I have observed that the new hair that have sprouted on my scalp over the last month are whisky white for the first 3 mm or so and get thicker and darker towards the base, but are growing at 30-60 degree angles. (different from the old 90-degree hair an inch or two away). I think that happens because dermis there is not thick-enough for their height. Hopefully it will thicken with time. My scalp dermis thinned out because of TNF-Alpha and other chronic catabolic inflammatory markers affecting it for years. (akin to corticosteroidal increase effect on apoptosis of keratinocytes, adipocytes and endothelial cells).

Releasing the downwards pressure of the bad inflammatory factors, both mentioned by you and yet-unrecognized, should allow re-generation of some terminal hair follicles to full capacity, even in the absence of the external up-regulation of pro-anabolic chemokines, as the scalp has some resilience and recoil-pressure to return to its earlier, hairier state.

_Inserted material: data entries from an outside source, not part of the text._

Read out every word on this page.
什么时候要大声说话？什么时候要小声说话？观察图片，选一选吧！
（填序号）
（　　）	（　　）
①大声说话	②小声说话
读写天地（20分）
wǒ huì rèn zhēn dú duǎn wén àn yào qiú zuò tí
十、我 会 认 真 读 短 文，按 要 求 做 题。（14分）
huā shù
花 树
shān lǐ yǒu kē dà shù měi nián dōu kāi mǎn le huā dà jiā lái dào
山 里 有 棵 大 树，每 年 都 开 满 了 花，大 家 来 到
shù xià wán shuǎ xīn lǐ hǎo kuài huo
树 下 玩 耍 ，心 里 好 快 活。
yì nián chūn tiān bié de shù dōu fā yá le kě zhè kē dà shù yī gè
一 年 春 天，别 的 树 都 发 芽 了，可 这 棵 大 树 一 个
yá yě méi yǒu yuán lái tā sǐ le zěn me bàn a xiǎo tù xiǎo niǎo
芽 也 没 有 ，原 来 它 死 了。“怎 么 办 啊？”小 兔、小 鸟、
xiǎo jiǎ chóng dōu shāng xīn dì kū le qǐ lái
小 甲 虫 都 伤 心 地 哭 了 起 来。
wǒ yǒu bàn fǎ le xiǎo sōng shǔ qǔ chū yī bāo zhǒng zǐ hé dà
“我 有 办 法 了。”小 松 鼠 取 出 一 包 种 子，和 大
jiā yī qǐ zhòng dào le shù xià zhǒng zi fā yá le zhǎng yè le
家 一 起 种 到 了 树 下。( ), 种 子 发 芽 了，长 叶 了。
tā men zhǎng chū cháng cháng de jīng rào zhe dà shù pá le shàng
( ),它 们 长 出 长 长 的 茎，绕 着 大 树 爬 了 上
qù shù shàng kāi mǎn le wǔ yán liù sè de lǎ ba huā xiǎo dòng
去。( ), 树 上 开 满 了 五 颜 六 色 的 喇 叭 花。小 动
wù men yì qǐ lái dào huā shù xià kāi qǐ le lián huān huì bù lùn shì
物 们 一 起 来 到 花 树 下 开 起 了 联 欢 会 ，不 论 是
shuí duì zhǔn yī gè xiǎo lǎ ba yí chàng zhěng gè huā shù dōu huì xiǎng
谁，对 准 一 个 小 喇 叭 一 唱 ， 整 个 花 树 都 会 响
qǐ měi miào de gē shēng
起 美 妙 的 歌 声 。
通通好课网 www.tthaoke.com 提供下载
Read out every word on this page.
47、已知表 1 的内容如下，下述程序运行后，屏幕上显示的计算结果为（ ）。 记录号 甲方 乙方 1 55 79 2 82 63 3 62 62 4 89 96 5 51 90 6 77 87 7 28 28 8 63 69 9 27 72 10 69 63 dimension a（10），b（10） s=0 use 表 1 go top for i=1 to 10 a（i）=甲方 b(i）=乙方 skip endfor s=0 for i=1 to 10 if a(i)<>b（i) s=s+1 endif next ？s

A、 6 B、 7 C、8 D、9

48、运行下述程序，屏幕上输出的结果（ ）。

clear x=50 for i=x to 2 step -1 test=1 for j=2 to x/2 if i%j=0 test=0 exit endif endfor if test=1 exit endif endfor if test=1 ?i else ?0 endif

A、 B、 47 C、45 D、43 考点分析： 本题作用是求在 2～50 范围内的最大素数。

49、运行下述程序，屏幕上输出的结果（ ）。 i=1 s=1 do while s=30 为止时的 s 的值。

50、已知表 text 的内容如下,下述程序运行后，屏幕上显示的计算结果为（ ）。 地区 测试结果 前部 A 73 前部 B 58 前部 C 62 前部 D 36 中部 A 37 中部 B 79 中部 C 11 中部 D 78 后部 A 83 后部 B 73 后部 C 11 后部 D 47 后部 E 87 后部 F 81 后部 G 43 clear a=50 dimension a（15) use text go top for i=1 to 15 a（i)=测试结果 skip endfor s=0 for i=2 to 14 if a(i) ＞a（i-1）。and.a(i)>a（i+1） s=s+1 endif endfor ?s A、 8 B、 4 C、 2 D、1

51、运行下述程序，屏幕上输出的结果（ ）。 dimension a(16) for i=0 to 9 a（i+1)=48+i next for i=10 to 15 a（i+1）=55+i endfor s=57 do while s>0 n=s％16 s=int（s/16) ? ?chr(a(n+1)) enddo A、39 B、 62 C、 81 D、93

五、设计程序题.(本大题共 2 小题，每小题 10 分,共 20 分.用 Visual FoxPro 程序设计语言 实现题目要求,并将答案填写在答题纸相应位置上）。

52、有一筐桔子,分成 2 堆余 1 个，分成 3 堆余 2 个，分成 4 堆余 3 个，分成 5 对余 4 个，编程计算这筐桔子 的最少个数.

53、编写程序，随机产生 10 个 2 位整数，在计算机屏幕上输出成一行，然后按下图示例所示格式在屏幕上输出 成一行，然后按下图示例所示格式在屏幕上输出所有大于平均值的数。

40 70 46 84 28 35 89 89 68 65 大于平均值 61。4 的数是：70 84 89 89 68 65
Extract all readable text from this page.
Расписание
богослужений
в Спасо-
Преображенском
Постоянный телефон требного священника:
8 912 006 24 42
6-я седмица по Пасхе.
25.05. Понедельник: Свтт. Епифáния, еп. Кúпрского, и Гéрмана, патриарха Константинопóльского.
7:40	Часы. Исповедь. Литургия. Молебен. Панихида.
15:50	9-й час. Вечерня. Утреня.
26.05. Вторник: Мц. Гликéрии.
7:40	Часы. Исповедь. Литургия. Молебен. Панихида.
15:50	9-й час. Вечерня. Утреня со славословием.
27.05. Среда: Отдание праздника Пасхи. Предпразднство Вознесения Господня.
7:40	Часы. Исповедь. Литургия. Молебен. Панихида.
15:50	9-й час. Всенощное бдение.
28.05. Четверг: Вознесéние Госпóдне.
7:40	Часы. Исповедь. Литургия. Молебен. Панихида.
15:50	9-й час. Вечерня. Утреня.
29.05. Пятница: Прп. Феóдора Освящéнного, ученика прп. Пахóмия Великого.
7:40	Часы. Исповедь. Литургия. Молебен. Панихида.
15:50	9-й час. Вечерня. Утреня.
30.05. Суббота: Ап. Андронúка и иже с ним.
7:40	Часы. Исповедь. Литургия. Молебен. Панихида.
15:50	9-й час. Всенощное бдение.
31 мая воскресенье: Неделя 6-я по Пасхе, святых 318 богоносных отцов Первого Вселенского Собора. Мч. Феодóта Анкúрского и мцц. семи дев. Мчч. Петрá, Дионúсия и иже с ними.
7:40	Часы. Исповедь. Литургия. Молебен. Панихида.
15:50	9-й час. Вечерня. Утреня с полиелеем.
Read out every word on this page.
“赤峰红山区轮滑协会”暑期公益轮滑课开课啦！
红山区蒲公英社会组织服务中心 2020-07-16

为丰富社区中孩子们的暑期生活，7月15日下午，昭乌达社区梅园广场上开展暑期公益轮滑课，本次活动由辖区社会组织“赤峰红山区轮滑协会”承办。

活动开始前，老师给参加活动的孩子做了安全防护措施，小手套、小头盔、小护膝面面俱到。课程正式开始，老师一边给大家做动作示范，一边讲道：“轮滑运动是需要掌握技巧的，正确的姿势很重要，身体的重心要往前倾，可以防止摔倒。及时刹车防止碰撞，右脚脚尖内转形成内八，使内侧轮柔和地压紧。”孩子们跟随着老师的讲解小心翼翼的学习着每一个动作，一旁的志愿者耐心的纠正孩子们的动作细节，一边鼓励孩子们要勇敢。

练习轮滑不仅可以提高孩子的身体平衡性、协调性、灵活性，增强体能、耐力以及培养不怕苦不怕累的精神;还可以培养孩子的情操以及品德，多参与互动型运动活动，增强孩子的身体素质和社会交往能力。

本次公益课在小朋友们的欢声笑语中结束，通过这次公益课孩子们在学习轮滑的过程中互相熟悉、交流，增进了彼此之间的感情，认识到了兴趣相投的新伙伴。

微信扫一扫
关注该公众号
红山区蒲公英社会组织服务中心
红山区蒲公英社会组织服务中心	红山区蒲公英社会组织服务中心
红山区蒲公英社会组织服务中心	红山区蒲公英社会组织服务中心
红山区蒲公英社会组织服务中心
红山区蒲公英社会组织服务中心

I am not aware of any substances that would pin-pointedly increase the expression of anabolic genes in the follicle papillae. There are however VEGF-promoters and other bloodflow-increasers via the hypoxia-simulating stimulation, massage and microneedling we can resort to, once the bad inflammation is in check. The latter has been shown to do more for hair thickening than just improve circulation to the scalp.

I am not well-versed in the cell biology, despite a bachelors in the field, so I am not sure of almost everything, the more I learn, the less I know, ha ha. Same thing with medicine, which I have a doctorate in, but if you want to try out something new in growing hair, I might want to look into it.

However, I am not into gynecomastia for example, so estradiol is not gonna get anywhere as high of a concentration as you have tried.